I will say, however, that I am proud and honored to give back to FORCE as the solo volunteer peer support leader in New York City. In this role, I schedule, organize, and facilitate peer-to-peer support meetings on topics of interest to the hereditary cancer community; provide one-on-one support to members dealing with emotional and physical effects of their BRCA status; and manage regular communications to members of FORCE's NYC group. Although we are volunteers, FORCE’s programs are not without costs – brochures, postage, conferences for staff members, and myriad other initiatives all cost money. The investment, though, helps ensure not only that the latest information is readily available and accessible to anyone who needs it, but also that no one has to travel the HBOC journey alone. FORCE is here for us, and we are here for each other.
In addition to my volunteer work with FORCE, I also speak and write frequently about BRCA gene mutations in an effort to raise awareness about their presence, particularly in the Ashkenazi Jewish community, where one in 40 individuals is a carrier (as compared with 1 in 400 in the general population), and the majority of these people are unaware of their carrier status.
Indeed, until five years ago, when my sister and I took the initiative to get tested after we lost our mom to exceedingly virulent triple negative breast cancer (TNBC), we, too, were unaware of the presence of a BRCA mutation in our family. (Ironically, although my sister tested negative for a mutation, last August she was diagnosed with a small, but aggressive tumor, and thankfully has come through chemo, several surgical procedures, and ongoing antibody therapy (Herceptin and Perjeta) with flying colors!)

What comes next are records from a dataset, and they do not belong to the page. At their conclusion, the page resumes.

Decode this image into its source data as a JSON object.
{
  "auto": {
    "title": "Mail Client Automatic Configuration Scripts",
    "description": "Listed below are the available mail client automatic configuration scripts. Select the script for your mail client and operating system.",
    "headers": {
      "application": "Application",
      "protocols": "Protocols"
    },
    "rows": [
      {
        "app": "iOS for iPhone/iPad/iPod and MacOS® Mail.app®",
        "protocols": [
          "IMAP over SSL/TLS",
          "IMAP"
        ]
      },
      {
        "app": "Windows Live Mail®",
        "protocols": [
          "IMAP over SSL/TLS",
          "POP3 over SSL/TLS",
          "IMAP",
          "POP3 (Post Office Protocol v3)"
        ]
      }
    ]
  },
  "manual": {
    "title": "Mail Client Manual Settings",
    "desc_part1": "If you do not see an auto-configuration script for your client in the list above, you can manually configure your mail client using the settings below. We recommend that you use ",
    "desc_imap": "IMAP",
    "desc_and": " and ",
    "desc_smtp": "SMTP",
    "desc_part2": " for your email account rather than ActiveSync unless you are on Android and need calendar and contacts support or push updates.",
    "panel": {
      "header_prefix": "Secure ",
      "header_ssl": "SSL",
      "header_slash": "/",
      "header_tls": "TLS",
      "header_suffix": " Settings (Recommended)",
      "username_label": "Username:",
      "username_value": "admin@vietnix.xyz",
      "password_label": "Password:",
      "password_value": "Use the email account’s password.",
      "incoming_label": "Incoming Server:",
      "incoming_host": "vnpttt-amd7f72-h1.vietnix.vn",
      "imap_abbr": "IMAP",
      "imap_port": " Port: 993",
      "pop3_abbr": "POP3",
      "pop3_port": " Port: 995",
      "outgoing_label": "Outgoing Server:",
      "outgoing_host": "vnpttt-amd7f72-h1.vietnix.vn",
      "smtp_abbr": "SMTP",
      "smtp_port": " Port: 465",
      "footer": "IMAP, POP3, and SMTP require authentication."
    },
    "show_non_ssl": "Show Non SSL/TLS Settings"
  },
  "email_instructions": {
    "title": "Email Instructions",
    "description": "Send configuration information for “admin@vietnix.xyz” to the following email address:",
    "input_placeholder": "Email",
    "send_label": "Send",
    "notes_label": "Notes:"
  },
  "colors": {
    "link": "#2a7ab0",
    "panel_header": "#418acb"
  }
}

Although we'll never know how different our family's story might have been had we known about the mutation sooner, if my involvement with FORCE can prevent even one other family from enduring what we did because we didn't know about the BRCA2 mutation lurking in our genes, I believe some good will come from our experience and that my endeavors (and my mom’s death) will contribute in some small way to the Jewish concept of tikkun olam – repair of our world.
Because FORCE has been – and continues to be – a tremendous blessing to me and to so many others, I would be exceedingly grateful for your support during this important fundraising campaign.